Turf roof at Findhorn - www.findhorn.org

They made the comment, that while many of these projects required great perseverance, practice has shown that as time passes these ecovillage houses become very much in demand, with waiting lists. That to me is a symptom of intelligent design.

Margrit has written a book on Inflation and interest free money, and her talk on the subject was fascinating. She asks why it is that money always seems to rule sustainability. She concludes that the compounding interest accruing property of our current money means money makes more money and eco-projects that cant live up to 8% annual returns are just not going to happen... unless, that is, people are plain stubborn. That happens too, but she gave an example of how ill-tied to ecological reality money actually is. If one penny was invested at 4% in the year 0AD, this would by the year 1990 have accumulated to an amount equal to 8,190 balls of gold the weight of the earth. If the interest rate had been 5% this figure would be 2,200 billion earth balls of gold. That makes it abundantly clear why the economy is so unstable. She offered us some extracts from her book online here.

Hot on the Kennedys' heals was another visitor, Liora Adler from Mexico.
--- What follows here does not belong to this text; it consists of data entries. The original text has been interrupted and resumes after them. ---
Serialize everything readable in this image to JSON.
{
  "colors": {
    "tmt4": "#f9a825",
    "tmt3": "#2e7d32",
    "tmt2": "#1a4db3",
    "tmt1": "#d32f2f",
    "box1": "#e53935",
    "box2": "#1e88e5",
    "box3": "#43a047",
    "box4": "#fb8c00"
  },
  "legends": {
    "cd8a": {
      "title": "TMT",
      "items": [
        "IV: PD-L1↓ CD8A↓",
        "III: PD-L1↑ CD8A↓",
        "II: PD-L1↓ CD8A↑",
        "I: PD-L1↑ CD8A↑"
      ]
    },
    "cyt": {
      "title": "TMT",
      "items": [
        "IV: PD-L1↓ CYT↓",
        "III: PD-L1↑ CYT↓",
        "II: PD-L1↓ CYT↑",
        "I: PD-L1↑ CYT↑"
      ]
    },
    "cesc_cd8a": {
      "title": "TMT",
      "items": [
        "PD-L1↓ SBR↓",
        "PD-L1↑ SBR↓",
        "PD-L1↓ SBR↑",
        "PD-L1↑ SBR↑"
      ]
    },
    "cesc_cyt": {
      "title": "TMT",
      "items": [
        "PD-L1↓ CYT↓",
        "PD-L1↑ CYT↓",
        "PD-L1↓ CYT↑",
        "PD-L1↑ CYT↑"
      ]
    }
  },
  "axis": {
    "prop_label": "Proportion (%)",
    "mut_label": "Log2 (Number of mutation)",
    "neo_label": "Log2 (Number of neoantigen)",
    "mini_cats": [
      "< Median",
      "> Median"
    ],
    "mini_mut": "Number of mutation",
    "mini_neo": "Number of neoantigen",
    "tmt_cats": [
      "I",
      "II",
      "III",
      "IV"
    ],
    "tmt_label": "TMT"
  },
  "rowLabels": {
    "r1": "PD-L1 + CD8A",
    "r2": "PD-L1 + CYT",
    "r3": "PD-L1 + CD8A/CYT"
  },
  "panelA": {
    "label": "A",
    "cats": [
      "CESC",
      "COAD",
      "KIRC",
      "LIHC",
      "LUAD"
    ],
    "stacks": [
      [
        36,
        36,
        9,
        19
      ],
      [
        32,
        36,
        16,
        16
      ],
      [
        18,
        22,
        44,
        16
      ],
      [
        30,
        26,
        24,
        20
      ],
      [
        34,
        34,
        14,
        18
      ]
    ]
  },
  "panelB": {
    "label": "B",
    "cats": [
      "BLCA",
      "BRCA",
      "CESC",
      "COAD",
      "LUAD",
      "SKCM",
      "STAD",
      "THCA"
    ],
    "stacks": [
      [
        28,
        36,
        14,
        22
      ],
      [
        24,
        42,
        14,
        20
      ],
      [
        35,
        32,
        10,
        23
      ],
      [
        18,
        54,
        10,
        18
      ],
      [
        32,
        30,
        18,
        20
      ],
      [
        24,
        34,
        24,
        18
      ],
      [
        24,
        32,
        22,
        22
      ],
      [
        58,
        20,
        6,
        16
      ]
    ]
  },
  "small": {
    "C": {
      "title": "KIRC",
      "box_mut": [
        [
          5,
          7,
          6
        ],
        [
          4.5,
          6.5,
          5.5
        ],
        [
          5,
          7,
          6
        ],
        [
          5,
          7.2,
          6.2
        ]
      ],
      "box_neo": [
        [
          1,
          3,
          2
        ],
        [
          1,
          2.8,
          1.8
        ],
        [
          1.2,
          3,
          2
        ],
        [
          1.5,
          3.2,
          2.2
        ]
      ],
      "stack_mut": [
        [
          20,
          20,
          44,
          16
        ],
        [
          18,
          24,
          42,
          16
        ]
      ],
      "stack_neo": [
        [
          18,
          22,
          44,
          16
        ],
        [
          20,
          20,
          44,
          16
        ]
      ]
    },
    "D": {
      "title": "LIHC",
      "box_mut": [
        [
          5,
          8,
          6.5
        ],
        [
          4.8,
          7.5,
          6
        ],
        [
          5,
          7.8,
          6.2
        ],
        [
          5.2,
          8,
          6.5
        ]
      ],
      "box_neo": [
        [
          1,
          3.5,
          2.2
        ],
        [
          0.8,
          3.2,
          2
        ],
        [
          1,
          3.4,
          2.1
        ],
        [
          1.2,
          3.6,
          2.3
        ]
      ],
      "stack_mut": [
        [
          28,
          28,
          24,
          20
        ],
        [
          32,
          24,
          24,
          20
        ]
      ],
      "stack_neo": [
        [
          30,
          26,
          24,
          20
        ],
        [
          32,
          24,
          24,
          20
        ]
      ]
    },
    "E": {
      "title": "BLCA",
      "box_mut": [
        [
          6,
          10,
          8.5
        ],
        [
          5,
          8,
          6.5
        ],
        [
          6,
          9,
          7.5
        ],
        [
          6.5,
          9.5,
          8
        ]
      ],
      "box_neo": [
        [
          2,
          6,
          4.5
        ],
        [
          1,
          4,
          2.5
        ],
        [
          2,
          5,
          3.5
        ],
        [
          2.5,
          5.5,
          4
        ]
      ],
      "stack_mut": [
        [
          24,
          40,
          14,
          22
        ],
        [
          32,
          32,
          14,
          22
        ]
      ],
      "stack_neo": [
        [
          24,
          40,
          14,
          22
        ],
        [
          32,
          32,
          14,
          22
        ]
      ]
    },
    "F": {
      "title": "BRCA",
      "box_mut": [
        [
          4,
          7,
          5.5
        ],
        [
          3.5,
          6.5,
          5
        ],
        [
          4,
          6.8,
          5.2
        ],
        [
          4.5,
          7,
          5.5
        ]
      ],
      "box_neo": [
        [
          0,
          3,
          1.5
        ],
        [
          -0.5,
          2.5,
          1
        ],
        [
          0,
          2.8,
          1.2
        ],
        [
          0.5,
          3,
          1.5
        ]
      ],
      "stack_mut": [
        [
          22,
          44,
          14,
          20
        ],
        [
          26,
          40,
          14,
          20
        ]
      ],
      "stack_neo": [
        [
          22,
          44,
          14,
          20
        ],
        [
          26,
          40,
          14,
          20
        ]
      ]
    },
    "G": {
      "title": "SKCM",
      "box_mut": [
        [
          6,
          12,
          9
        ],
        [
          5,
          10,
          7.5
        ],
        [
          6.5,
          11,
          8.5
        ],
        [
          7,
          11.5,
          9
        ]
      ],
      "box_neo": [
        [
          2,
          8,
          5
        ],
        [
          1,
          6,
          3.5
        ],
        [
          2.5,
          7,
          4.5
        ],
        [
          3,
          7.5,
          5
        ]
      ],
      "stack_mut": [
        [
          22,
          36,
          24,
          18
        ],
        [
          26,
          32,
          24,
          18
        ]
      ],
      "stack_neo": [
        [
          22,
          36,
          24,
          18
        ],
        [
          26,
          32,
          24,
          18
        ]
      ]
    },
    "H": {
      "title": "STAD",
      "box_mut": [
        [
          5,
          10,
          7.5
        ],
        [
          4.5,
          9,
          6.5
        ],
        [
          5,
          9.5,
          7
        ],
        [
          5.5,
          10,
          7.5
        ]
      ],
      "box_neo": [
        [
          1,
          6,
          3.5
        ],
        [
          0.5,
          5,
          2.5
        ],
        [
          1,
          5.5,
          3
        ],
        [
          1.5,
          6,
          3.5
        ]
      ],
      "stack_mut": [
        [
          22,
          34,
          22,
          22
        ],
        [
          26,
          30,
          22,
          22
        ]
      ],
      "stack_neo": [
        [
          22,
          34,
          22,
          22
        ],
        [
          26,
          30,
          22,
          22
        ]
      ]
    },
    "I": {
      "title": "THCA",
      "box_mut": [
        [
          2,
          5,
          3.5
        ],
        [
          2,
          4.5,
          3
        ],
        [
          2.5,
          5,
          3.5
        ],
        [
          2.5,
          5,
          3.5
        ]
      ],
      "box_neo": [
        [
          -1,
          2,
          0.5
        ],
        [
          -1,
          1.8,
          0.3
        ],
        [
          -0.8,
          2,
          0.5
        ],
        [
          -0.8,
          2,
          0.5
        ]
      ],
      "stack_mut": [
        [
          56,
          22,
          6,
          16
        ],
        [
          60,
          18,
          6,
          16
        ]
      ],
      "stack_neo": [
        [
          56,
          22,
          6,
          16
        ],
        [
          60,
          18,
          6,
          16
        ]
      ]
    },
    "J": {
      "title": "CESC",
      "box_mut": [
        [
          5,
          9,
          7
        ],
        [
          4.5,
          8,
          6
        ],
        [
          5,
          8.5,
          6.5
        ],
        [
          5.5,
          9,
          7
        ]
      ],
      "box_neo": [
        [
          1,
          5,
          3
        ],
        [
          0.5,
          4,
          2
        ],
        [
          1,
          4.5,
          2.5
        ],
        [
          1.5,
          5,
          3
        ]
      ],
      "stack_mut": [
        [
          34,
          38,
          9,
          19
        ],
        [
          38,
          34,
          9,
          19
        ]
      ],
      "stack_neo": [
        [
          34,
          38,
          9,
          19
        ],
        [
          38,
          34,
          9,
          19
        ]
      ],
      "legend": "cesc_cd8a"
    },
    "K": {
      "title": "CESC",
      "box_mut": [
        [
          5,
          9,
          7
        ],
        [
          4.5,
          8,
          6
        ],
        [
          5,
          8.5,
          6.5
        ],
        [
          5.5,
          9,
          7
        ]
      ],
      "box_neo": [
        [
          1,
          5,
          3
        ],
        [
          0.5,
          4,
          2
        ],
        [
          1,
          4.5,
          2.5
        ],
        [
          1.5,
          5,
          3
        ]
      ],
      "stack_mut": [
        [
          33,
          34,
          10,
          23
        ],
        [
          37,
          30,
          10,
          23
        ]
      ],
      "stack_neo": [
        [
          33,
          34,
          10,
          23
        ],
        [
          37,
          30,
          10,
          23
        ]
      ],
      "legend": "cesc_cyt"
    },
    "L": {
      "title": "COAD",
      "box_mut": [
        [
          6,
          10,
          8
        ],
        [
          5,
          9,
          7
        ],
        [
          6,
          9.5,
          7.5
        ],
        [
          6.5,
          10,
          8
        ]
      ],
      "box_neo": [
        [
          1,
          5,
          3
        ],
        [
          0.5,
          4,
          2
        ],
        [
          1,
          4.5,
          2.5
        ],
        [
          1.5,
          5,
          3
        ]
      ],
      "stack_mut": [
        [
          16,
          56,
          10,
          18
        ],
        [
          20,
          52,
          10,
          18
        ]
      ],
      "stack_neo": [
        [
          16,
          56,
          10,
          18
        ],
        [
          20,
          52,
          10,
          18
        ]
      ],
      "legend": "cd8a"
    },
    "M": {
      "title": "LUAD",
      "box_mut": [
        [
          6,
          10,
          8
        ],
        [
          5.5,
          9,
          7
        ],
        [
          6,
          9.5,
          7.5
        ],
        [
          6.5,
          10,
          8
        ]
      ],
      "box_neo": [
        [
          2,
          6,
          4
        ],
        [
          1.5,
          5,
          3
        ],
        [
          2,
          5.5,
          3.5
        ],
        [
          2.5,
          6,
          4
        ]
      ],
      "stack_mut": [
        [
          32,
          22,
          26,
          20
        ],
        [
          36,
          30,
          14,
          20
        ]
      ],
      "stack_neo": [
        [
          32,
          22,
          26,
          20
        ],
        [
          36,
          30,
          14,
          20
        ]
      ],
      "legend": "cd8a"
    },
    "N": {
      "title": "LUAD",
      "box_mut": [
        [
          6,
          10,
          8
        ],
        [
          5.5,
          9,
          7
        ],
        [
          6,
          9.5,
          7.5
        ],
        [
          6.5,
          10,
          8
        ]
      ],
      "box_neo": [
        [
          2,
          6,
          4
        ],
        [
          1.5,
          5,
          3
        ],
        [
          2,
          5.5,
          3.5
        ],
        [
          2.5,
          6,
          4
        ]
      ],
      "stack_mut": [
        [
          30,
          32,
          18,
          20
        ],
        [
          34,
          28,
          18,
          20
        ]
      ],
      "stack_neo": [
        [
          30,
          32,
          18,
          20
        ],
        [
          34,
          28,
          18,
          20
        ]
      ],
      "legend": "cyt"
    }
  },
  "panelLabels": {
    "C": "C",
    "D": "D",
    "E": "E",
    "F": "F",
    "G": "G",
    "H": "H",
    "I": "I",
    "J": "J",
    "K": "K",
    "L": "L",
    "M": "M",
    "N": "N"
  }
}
Liora is also a GEN representative, and co founder of an ecovillage in Huehuecoytl, Mexico. Since then a group of ecovillagers set out with a fleet of buses around South America, stopping for months at a time offering theatre, music and environmental education see www.lacaravana.org . Liora visited a number of NZ communities this last week on her way to a GEN meeting at Crystal Waters. Liora is a consensus wiz, and was particularly impressed with the acheivements and progress at Awaawaroa. Awaawaroa Eco-Village has sold its last share, which must be cause to celebrate indeed.

So maybe if you need a break from the stresses of EV development, a stint with the mobile ecovillage LaCaravana might be just the thing!

Back on the home front the Sustainable Land development handbook is basically now complete, and just awaiting printing. Lisa has written a great article about it, which is newly filed in our resources section. The GE situation is muddling along still and more rural properties are needed on the GE free register at www.gefreeregister.co.nz . Two more things we can do is not buy GE products (see Greenpeace's GE product database) and also really important is to support the people protecting our heritage seeds at www.koanga.org.nz

A question on my mind lately is how useful is this network to projects? I appreciate the challenge is often finding the time to network, but Id be interested to hear peoples ideas about things that we could do to be more helpful. Recent visitors illustrate for me how unique each countries EV challenges are, and that local networks are best placed to support local projects.

One point made was that community skills are both a major crux and major asset. In spite of the fact that 90% or more of community failures are connected with inadequate social tools, conflict resolution, facilitation and decision making skills are most often to be richly found within ecovillages. At Lebensgarten these skills are the source of one of their bigger exports as they offer the skills to other organisations.

Lioara reminded me to remind us all of the value of hospitality exchanges. Take a day or two out and go visit another ecovillage. There's lots to learn from each other, studying our successes and failures. Margrit mentioned the value of talking openly about our failures...which is, ahem, something we are usually not too keen on. But nonetheless a source of rich learnings.

In closing today, the photo below is from Kiel Cohousing in Germany. Its a urban project with 21 houses on 1.2 hectares, and it helps illustrate the thesis that indicates that most sustainable villages since time immemorial have utelised clustered housing. Clustering facilitates sufficient mass and diversity of people within one walkable service zone They've done a nice job, wouldn't you say? Actually their neighbours "have tended to resent the unkempt appearance of grass roofs and compost toilets"!

Till Summer...or Autumn!

Peter Scott

ps. Maybe we should start a letters column ;-)


Turf roofs to homes in Kiel-Hassee Okologische Siedlung, Germany. The project also has compost toilets throughout, and a wetland greywater system.